Q: Can I get a substantial underpayment penalty abated based on incorrect advice given to me by my accountant?
My 2020 return was audited, and the IRS sent me a 30-day letter proposing a substantial underpayment penalty based on disallowed business deductions that my accountant told me I was entitled to.
You will need to protest the 30-day letter's proposed adjustments. Generally, a taxpayer who can show "reasonable cause" has a good chance of securing penalty relief. Fully informed advice from a competent tax advisor is a solid ground for showing reasonable cause and obtaining such relief. Taxpayers are eligible for relief when they rely on actual advice from a tax professional (professional judgment or analysis of a tax advisor) as compared to the “tax preparation” or clerical tasks that are carried out in the preparation of the return itself.
If you in fact relied upon the erroneous advice from a tax professional, you must generally make the following showings: that the advisor was a competent tax professional who had sufficient expertise to justify reliance on such advice, you accurately provided all the necessary information to the advisor, the advisor must be a person other than yourself in which you reasonably relied in good faith on the advice rendered from such individual, and that such individual actually rendered the advice (the advice regarding the analysis and conclusion was in fact communicated to you).

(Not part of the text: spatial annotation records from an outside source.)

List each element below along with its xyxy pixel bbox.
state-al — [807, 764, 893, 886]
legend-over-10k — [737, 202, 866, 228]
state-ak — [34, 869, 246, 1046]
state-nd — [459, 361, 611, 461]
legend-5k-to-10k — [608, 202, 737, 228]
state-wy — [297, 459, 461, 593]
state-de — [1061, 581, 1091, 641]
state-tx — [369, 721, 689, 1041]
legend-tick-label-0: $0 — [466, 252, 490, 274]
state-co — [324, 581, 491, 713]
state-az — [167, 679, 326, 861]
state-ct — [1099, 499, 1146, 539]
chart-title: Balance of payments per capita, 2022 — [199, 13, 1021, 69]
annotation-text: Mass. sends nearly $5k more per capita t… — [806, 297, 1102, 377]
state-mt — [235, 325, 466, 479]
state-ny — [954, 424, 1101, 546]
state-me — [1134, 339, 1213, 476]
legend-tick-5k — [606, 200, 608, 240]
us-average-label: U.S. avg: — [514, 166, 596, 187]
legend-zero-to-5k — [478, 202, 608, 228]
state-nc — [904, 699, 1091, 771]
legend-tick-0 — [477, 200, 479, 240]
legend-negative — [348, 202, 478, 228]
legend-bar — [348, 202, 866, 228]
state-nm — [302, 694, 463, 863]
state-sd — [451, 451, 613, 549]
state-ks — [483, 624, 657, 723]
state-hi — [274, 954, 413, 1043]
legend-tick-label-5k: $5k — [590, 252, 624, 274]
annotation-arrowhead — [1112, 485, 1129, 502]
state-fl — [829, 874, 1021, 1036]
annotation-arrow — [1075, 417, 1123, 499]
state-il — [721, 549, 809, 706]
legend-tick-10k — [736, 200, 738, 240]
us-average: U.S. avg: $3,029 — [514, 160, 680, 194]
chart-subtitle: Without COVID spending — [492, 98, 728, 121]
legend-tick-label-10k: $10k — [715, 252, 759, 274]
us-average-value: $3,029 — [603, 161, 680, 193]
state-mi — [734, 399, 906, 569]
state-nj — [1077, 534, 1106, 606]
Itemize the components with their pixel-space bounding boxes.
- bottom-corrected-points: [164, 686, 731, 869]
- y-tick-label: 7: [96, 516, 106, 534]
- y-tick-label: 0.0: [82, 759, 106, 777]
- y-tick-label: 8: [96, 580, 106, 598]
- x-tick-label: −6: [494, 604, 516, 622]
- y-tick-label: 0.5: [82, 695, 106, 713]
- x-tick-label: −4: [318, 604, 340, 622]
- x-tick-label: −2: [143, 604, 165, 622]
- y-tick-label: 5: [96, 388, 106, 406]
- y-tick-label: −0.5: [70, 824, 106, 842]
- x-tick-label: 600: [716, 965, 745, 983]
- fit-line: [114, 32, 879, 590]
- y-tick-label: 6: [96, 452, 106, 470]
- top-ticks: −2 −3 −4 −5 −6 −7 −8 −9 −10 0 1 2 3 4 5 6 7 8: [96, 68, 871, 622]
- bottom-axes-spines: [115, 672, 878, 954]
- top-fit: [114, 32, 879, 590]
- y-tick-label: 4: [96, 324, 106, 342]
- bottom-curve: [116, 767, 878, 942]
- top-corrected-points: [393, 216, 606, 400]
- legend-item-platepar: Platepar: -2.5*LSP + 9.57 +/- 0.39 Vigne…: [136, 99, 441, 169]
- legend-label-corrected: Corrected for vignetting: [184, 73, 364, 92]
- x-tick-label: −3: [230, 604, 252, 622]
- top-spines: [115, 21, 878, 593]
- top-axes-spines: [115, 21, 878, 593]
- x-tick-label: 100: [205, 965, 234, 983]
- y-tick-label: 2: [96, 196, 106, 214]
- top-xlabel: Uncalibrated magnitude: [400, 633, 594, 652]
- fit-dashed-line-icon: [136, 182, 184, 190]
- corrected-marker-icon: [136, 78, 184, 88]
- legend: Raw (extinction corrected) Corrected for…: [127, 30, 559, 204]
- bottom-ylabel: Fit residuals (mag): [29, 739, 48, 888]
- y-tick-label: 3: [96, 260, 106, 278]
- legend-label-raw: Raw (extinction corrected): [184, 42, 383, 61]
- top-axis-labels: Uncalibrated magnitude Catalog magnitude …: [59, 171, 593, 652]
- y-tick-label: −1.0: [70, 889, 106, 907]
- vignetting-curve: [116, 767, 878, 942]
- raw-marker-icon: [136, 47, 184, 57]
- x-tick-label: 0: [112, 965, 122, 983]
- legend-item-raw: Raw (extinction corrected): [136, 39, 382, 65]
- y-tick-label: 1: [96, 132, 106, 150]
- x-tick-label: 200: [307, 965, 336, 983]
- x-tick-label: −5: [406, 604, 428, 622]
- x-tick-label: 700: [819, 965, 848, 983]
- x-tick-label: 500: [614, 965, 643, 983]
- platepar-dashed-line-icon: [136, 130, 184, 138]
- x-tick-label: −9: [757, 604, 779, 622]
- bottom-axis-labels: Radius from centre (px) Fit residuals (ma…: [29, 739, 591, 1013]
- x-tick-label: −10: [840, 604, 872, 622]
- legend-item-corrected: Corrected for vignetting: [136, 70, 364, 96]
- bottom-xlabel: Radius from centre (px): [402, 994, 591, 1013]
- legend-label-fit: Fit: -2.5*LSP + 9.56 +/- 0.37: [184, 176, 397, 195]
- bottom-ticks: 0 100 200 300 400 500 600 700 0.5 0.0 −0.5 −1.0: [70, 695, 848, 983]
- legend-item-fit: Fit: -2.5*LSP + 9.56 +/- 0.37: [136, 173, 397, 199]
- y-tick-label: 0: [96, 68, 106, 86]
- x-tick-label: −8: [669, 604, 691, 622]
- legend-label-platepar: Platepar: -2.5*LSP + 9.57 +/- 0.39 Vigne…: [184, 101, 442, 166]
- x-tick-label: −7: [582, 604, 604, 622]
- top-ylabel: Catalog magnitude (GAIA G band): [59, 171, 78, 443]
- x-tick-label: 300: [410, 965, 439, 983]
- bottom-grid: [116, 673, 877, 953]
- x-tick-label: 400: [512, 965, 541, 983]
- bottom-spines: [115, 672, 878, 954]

This determination must consider all pertinent facts and circumstances. Some additional factors that will be relevant to this analysis include: whether the tax advisor was competent with respect to the specific tax matter at issue, whether the advisor was furnished with all relevant and necessary information to make a determination/conclusion, whether your reliance on the tax advice was reasonable (taking into account your education, sophistication with tax law, etc.) and whether the advice was based on reasonable factual or legal assumptions. One last important consideration is whether the position a tax advisor is recommending is “too good to be true” in the sense that the tax benefits proposed far outweigh the cost. When a tax benefit is too good to be true, you should be asking additional questions.
Remember, accountant and CPA are not the same thing! The protest process does require some finesse (and some additional facts), but I would say the prognosis is positive.